Gli interventi di consolidamento pittorico della volta affrescata e di rinnovamento dell’impianto di illuminazione del Salone d’Onore di Palazzo Ducale, realizzati con il sostegno della Fondazione di Modena, costituiscono il punto di partenza per un percorso di approfondimento sul cantiere settecentesco e su quello contemporaneo.
Il percorso si sviluppa attraverso il racconto dell’Architetto Giovanni Daniele Malaguti, che si è occupato della direzione lavori e del coordinamento della sicurezza, ed il contributo video realizzato nel laboratorio della Restauratrice Paola Righi. Le due testimonianze diventano anche occasione di orientamento e di conoscenza delle rispettive competenze professionali.
I laboratori, a cura di FEM, sviluppano capacità di ricerca e sintesi attraverso linguaggi espressivi transmediali e competenze di intelligenza spaziale tramite strumenti digitali e tecniche di progettazione virtuale.
Margherita Fraccon
Tel.: 059/239888
E-mail: spaziof@fondazionedimodena.it
Adesione.
Sarà il referente a contattare la scuola per concordare la data.
E' possibile scegliere tra il Laboratorio 1 e il Laboratorio 2 o prenotarli entrambi. Per la buona riuscita delle attività la partecipazione al primo incontro e al/ai laboratorio/i è prevista su due giornate diverse.
Storia di un cantiere
L’incontro restituisce un quadro di sintesi delle discipline umanistiche, scientifiche e tecniche che la realizzazione di un bene culturale e la sua tutela implicano, approfondendo gli aspetti storico/artistici dell’opera settecentesca e le caratteristiche del cantiere contemporaneo.
Al termine dell'incontro, a richiesta, è possibile effettuare la visita al Salone d’Onore. La visita offre agli studenti l’occasione di approfondire i temi affrontati, osservando dal vivo alcuni particolari dell’affresco.
Tre dimensioni per una volta - Scuola Secondaria di II grado.
In questo laboratorio gli studenti esploreranno come l'intelligenza artificiale può reinterpretare e ampliare gli affreschi storici. Partendo dalle tecniche di restauro osservate durante la visita, gli studenti utilizzeranno strumenti di AI per generare e sviluppare nuove proposte artistiche. Essi integreranno elementi storici con soluzioni tecnologiche moderne, stimolando la loro creatività e comprensione del patrimonio artistico.

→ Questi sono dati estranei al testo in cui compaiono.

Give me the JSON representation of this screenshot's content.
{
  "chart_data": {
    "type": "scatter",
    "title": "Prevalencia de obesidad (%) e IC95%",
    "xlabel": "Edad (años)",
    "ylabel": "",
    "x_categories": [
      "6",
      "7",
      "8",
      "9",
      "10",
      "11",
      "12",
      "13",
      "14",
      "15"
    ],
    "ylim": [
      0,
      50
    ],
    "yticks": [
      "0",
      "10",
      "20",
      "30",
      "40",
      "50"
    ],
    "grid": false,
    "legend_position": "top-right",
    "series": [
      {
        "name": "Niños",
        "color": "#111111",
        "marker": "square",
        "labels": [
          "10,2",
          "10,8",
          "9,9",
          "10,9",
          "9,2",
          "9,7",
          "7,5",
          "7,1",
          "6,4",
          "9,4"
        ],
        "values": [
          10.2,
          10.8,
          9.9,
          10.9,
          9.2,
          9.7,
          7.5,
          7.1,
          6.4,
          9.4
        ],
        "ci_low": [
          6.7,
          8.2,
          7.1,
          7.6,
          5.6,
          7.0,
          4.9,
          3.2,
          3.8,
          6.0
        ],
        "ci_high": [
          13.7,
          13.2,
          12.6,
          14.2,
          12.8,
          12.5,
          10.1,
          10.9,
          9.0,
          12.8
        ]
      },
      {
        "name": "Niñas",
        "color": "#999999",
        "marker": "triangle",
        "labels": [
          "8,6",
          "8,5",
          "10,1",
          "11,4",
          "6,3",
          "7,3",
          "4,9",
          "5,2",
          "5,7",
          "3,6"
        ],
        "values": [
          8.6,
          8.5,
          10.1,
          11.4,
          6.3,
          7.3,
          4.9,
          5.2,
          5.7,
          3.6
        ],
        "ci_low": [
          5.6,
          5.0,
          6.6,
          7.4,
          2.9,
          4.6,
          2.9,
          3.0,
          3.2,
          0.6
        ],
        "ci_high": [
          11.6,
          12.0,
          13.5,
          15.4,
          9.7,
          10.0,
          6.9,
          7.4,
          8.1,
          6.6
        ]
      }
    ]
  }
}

C’era una volta… una volta
Le nozioni apprese saranno rielaborate in un'esperienza di storytelling collettivo e interattivo. Sfruttando strumenti digitali per l'intelligenza spaziale e tecniche di progettazione virtuale, gli studenti analizzeranno la struttura visiva dell'opera per dare vita a una narrazione transmediale. Il laboratorio svilupperà capacità di sintesi e creatività, trasformando i ragazzi in promotori attivi del patrimonio culturale attraverso ganci comunicativi e connessioni contemporanee.